The weekend was packed full of great sessions and workshops, talks by authors such as Ruth Ware, Sophie Flynn, Becca Day, Nikesh Shukla and Aliya Ali-Afzal, advice from industry professionals and helpful feedback from agent one-to-ones.

I entered the Friday Night Live (on a Saturday!), not expecting anything given I’d never entered before. To my astonishment, I was one of eight top finalists, chosen to read the first 500 words of my fiction novel. I was nervous, but I enjoyed reading my writing to an audience of over 300 people and a panel of judges, who gave positive, live feedback afterwards. Though I didn’t win on the night, it still ended up being a winning month for me as I secured agent representation from one of the judges on the panel. The night also gave me the confidence and motivation to complete my fiction novel, which was subsequently longlisted for Simon & Schuster’s New Chapter competition. I’m now on submissions for a non-fiction book, as well as working on edits on my fiction book.
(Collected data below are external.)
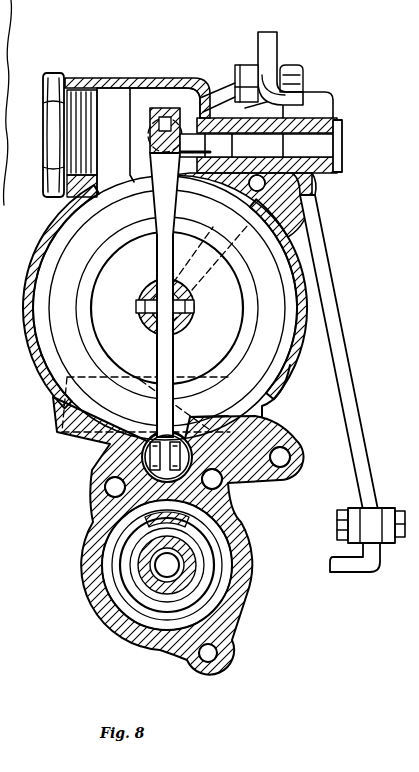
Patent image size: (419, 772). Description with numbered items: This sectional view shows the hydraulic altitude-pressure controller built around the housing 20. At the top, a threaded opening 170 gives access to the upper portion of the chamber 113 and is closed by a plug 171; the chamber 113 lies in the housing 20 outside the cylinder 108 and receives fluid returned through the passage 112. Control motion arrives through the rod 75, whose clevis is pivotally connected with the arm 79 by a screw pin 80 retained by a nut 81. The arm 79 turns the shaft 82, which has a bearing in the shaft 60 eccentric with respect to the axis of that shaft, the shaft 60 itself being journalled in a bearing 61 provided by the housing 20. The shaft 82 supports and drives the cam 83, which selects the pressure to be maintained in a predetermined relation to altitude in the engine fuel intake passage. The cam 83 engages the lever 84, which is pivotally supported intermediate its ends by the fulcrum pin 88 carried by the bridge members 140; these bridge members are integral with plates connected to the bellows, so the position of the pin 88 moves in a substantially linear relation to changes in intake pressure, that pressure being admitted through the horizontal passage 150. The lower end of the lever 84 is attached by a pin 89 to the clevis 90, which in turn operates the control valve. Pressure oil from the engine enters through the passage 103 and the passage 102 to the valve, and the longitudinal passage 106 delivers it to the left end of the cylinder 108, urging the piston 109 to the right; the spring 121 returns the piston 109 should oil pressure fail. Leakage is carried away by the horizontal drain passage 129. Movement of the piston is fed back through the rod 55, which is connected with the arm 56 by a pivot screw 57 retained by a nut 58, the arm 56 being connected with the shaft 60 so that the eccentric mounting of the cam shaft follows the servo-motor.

The housing 20 is at (125, 78).
The plug 171 is at (52, 72).
The opening 170 is at (78, 90).
The chamber 113 is at (170, 86).
The lever 84 is at (150, 112).
The cam 83 is at (160, 125).
The rod 75 is at (198, 98).
The screw pin 80 is at (234, 74).
The nut 81 is at (290, 66).
The bearing 61 is at (302, 92).
The arm 79 is at (332, 104).
The shaft 82 is at (331, 146).
The shaft 60 is at (325, 167).
The horizontal passage 150 is at (230, 206).
The arm 56 is at (331, 273).
The bridge members 140 is at (148, 293).
The fulcrum pin 88 is at (135, 305).
The passage 102 is at (218, 416).
The clevis 90 is at (150, 458).
The pin 89 is at (145, 470).
The longitudinal passage 106 is at (104, 489).
The spring 121 is at (150, 519).
The piston 109 is at (102, 562).
The cylinder 108 is at (140, 594).
The horizontal drain passage 129 is at (208, 653).
The passage 103 is at (290, 457).
The passage 112 is at (224, 480).
The pivot screw 57 is at (396, 510).
The nut 58 is at (346, 540).
The rod 55 is at (361, 572).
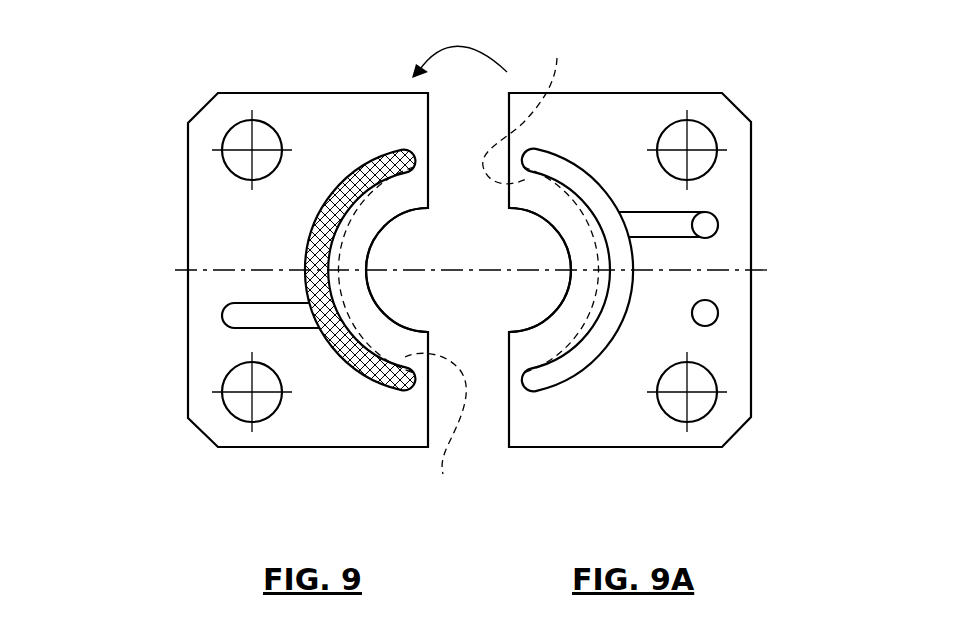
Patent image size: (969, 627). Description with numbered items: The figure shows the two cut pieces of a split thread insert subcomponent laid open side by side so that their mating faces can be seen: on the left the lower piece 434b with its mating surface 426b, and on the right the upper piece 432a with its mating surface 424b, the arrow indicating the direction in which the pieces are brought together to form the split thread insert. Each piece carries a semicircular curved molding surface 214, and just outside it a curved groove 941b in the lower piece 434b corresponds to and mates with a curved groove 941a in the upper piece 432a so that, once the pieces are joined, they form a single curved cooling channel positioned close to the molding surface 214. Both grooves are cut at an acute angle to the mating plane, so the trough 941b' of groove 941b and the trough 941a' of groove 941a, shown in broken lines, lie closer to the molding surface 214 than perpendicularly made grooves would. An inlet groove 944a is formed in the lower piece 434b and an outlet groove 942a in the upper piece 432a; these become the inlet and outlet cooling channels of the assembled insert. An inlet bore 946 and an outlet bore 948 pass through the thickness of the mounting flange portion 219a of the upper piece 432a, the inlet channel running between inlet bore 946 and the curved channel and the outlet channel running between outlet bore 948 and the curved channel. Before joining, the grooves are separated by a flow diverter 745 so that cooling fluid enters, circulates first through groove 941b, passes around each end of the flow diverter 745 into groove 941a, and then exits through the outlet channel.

If you’re considering attending, do it. A day, two days, the whole weekend, it’ll help get your creative juices flowing and you’ll meet a community of fellow writers who enjoy the same things you do, ‘get’ your writing obsession and open up conversations with “So, what are you working on/writing?”, and who will become good writerly friends. It may just give you the push you need to believe in your dreams, network with an exceptional team of trusted experts at Jericho Writers (Kat, Laura, Emily, Tanya, Imogen to name a few!), to help you along the way…maybe it’ll help align your writing constellations, too!